As for metalogic or metamathematics we must never forget that all results are themselves necessarily formalizable within certain recursive-axiomatic systems (including the very same system as the object system). Thus metalogic and metamathematics is just the study of formal reflections of systems into each other as well as self-reflection.  However knowledge and computation in recursive-axiomatic systems presupposes always a logical system at least as strong as monadic second-order logic. 

Hume's Treatise contains the following logical observations (when discussing causality): from the fact that every husband has a wife it does not follow that every man has a wife. Let $M(x,y)$ be the marriage (husband-wife) relation between a man $x$ and woman $y$. Then $Husband(a) \equiv \exists x M(a,x)$ and $Wife(a) \equiv \exists y M(y,a)$. Certainly $\forall x Husband(x) \rightarrow \exists y M(x,y)$ and $\forall x Wife(x) \rightarrow \exists y M(y,x)$. But it does not follow that $\forall x \exists y M(x,y)$.

Addendum on Aristotle:

We should examine the logic in Book V of Euclid which is supposed to be a presentation of Eudoxus' general theory of analogy. There are quaternary predicates involved $A(a,b,c,d)$  (expressing that $a$ is to $b$ as $c$ is to $d$) which have purely universal definitions. How much of Book V could be derived without $\exists$-rules ? 

What about monadic second-order logic ? Is this Aristotle's metalogic in the Analytics ? For instance what is the enunciation of Barbara (ignoring the existence condition) but

\[  \forall P,Q,R (\forall x(Px \rightarrow Qx) \& \forall x(Qx \rightarrow Rx) \rightarrow \forall x(Px \rightarrow Rx))  \]

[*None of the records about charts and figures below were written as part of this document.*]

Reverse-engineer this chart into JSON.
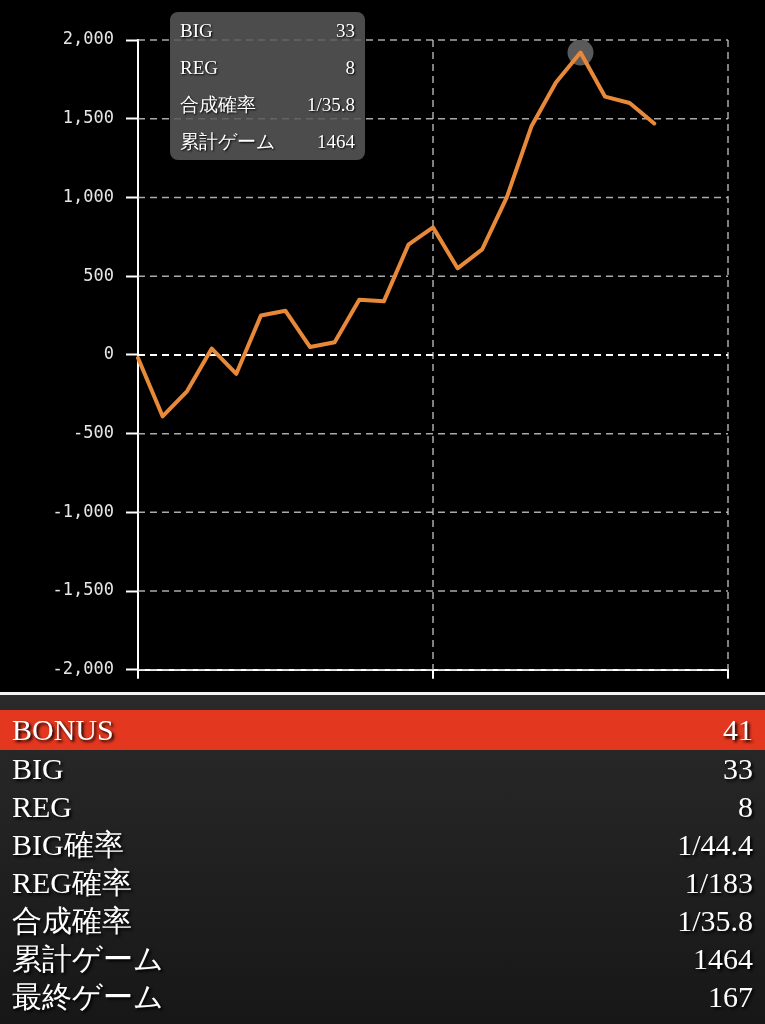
{
  "chart_data": {
    "type": "line",
    "categories": [
      null,
      null,
      null,
      null,
      null,
      null,
      null,
      null,
      null,
      null,
      null,
      null,
      null,
      null,
      null,
      null,
      null,
      null,
      null,
      null,
      null,
      null,
      null,
      null,
      null
    ],
    "series": [
      {
        "color": "#e8893a",
        "values": [
          -20,
          -390,
          -230,
          40,
          -120,
          250,
          280,
          50,
          80,
          350,
          340,
          700,
          810,
          550,
          670,
          1000,
          1450,
          1730,
          1920,
          1640,
          1600,
          1470,
          null,
          null,
          null
        ]
      },
      {
        "type": "scatter",
        "marker": "circle",
        "color": "#5a5a5a",
        "values": [
          null,
          null,
          null,
          null,
          null,
          null,
          null,
          null,
          null,
          null,
          null,
          null,
          null,
          null,
          null,
          null,
          null,
          null,
          1920,
          null,
          null,
          null,
          null,
          null,
          null
        ]
      }
    ],
    "ylim": [
      -2000,
      2000
    ],
    "yticks": [
      {
        "value": -2000,
        "label": "-2,000"
      },
      {
        "value": -1500,
        "label": "-1,500"
      },
      {
        "value": -1000,
        "label": "-1,000"
      },
      {
        "value": -500,
        "label": "-500"
      },
      0,
      500,
      {
        "value": 1000,
        "label": "1,000"
      },
      {
        "value": 1500,
        "label": "1,500"
      },
      {
        "value": 2000,
        "label": "2,000"
      }
    ],
    "grid": true,
    "tick_labels": "y",
    "ref_lines": [
      {
        "axis": "y",
        "value": 0,
        "color": "#ffffff",
        "line_style": "dashed"
      }
    ],
    "annotations": [
      "BIG 33",
      "REG 8",
      "合成確率 1/35.8",
      "累計ゲーム 1464",
      "BONUS 41",
      "BIG 33",
      "REG 8",
      "BIG確率 1/44.4",
      "REG確率 1/183",
      "合成確率 1/35.8",
      "累計ゲーム 1464",
      "最終ゲーム 167"
    ]
  }
}
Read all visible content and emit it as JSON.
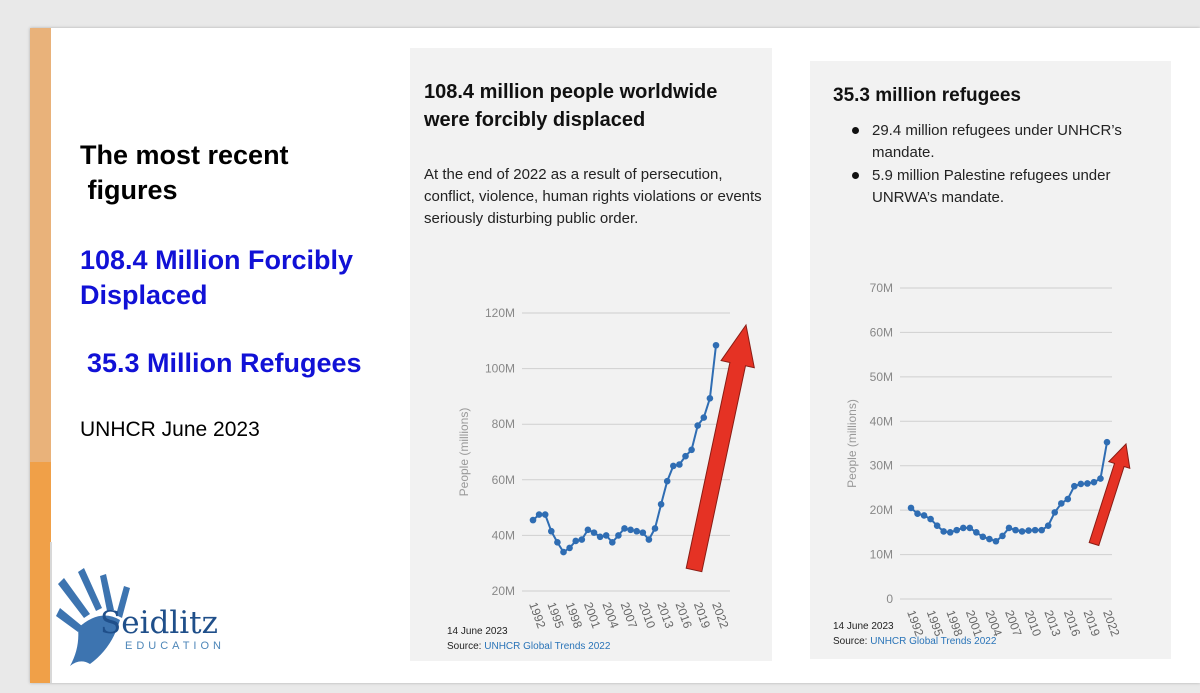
{
  "left_panel": {
    "heading": "The most recent\n figures",
    "stat_displaced": "108.4 Million Forcibly Displaced",
    "stat_refugees": "35.3 Million Refugees",
    "source": "UNHCR June 2023",
    "logo": {
      "word": "Seidlitz",
      "sub": "EDUCATION"
    }
  },
  "card1": {
    "title": "108.4 million people worldwide were forcibly displaced",
    "description": "At the end of 2022 as a result of persecution, conflict, violence, human rights violations or events seriously disturbing public order.",
    "date": "14 June 2023",
    "source_label": "Source:",
    "source_link": "UNHCR Global Trends 2022"
  },
  "card2": {
    "title": "35.3 million refugees",
    "bullets": [
      "29.4 million refugees under UNHCR’s mandate.",
      "5.9 million Palestine refugees under UNRWA’s mandate."
    ],
    "date": "14 June 2023",
    "source_label": "Source:",
    "source_link": "UNHCR Global Trends 2022"
  },
  "colors": {
    "line": "#2f6db3",
    "arrow": "#e53224",
    "accent_blue": "#1111d6",
    "bar_top": "#e9b27a",
    "bar_bottom": "#f0a048"
  },
  "chart_data": [
    {
      "type": "line",
      "ylabel": "People (millions)",
      "ylim": [
        20,
        120
      ],
      "yticks": [
        20,
        40,
        60,
        80,
        100,
        120
      ],
      "ytick_labels": [
        "20M",
        "40M",
        "60M",
        "80M",
        "100M",
        "120M"
      ],
      "xlim": [
        1992,
        2022
      ],
      "xticks": [
        "1992",
        "1995",
        "1998",
        "2001",
        "2004",
        "2007",
        "2010",
        "2013",
        "2016",
        "2019",
        "2022"
      ],
      "grid": true,
      "annotation": "red-arrow-up",
      "x": [
        1992,
        1993,
        1994,
        1995,
        1996,
        1997,
        1998,
        1999,
        2000,
        2001,
        2002,
        2003,
        2004,
        2005,
        2006,
        2007,
        2008,
        2009,
        2010,
        2011,
        2012,
        2013,
        2014,
        2015,
        2016,
        2017,
        2018,
        2019,
        2020,
        2021,
        2022
      ],
      "values": [
        45.5,
        47.5,
        47.5,
        41.5,
        37.5,
        34,
        35.5,
        38,
        38.5,
        42,
        41,
        39.5,
        40,
        37.5,
        40,
        42.5,
        42,
        41.5,
        41,
        38.5,
        42.5,
        51.2,
        59.5,
        65,
        65.5,
        68.5,
        70.8,
        79.5,
        82.4,
        89.3,
        108.4
      ]
    },
    {
      "type": "line",
      "ylabel": "People (millions)",
      "ylim": [
        0,
        70
      ],
      "yticks": [
        0,
        10,
        20,
        30,
        40,
        50,
        60,
        70
      ],
      "ytick_labels": [
        "0",
        "10M",
        "20M",
        "30M",
        "40M",
        "50M",
        "60M",
        "70M"
      ],
      "xlim": [
        1992,
        2022
      ],
      "xticks": [
        "1992",
        "1995",
        "1998",
        "2001",
        "2004",
        "2007",
        "2010",
        "2013",
        "2016",
        "2019",
        "2022"
      ],
      "grid": true,
      "annotation": "red-arrow-up",
      "x": [
        1992,
        1993,
        1994,
        1995,
        1996,
        1997,
        1998,
        1999,
        2000,
        2001,
        2002,
        2003,
        2004,
        2005,
        2006,
        2007,
        2008,
        2009,
        2010,
        2011,
        2012,
        2013,
        2014,
        2015,
        2016,
        2017,
        2018,
        2019,
        2020,
        2021,
        2022
      ],
      "values": [
        20.5,
        19.2,
        18.8,
        18,
        16.5,
        15.2,
        15,
        15.5,
        16,
        16,
        15,
        14,
        13.5,
        13,
        14.2,
        16,
        15.5,
        15.2,
        15.4,
        15.5,
        15.5,
        16.5,
        19.5,
        21.5,
        22.5,
        25.4,
        25.9,
        26,
        26.3,
        27.1,
        35.3
      ]
    }
  ]
}
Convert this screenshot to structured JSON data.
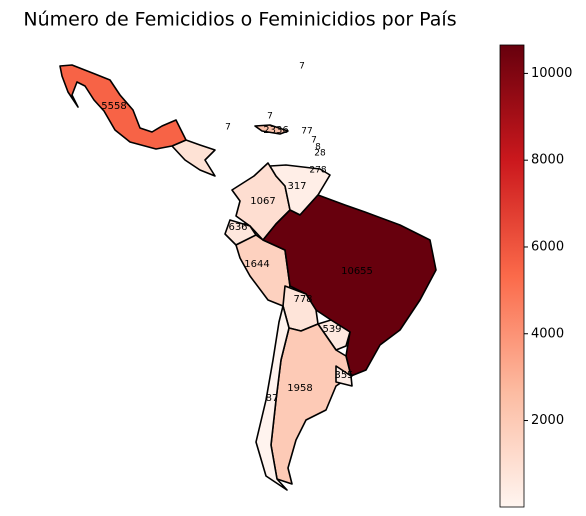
{
  "chart_data": {
    "type": "choropleth",
    "title": "Número de Femicidios o Feminicidios por País",
    "regions": [
      {
        "value": 5558
      },
      {
        "value": 1067
      },
      {
        "value": 317
      },
      {
        "value": 636
      },
      {
        "value": 1644
      },
      {
        "value": 10655
      },
      {
        "value": 778
      },
      {
        "value": 539
      },
      {
        "value": 1958
      },
      {
        "value": 87
      },
      {
        "value": 355
      },
      {
        "value": 2336
      }
    ],
    "small_labels": [
      {
        "value": 7
      },
      {
        "value": 7
      },
      {
        "value": 7
      },
      {
        "value": 77
      },
      {
        "value": 7
      },
      {
        "value": 8
      },
      {
        "value": 28
      },
      {
        "value": 278
      }
    ],
    "colormap": [
      "#fff5f0",
      "#fcbba1",
      "#fb6a4a",
      "#cb181d",
      "#67000d"
    ],
    "clim": [
      7,
      10655
    ],
    "colorbar_ticks": [
      2000,
      4000,
      6000,
      8000,
      10000
    ]
  }
}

How can this logic represent the logic of relations and multiple generality (we already know Prawitz's answer for full-second order logic representing first-order existential quantification) ?  That is, could we argue that ancient logic dealt with multiple generality through some kind of second-order monadic logic (perhaps with some basic binary relations) ? 

Or else Aristotle could have worked with the classical equivalence between $\exists$ and $\sim\forall\sim$.  

That is with natural deduction for classical predicate logic but without the rules for $\exists$. Instead use is made of the derivable Hilbertian axiom-schemes together with modus ponens (that is the simplest way to transform a proof using $\exists$-rules into one without them: $\phi(a) \rightarrow \exists x\phi(x)$ and \[\forall x(\phi(x) \rightarrow A) \rightarrow (\exists x\phi(x) \rightarrow A)\] where $x$ is not free in $A$. To prove this one can use the contrapositive of \[(\forall x\phi(x) \vee A) \rightarrow \forall x(\phi(x) \vee A)\]

For instance from the definition $Gxy \equiv \exists z(Rxz \& Rzy)$ and axiom $\forall x\exists y Rxy$ to derive $\forall x\exists y Gxy$, that is, show that \[ \forall x \sim \forall y \sim Gxy \] With Galen's hypothetical syllogism and the logic of the Topics and the proper theory of negation and conversion Aristotle had the full power of classical first-order logic - but we must deal with the problem of nested quantifiers vs.  prenex normal form.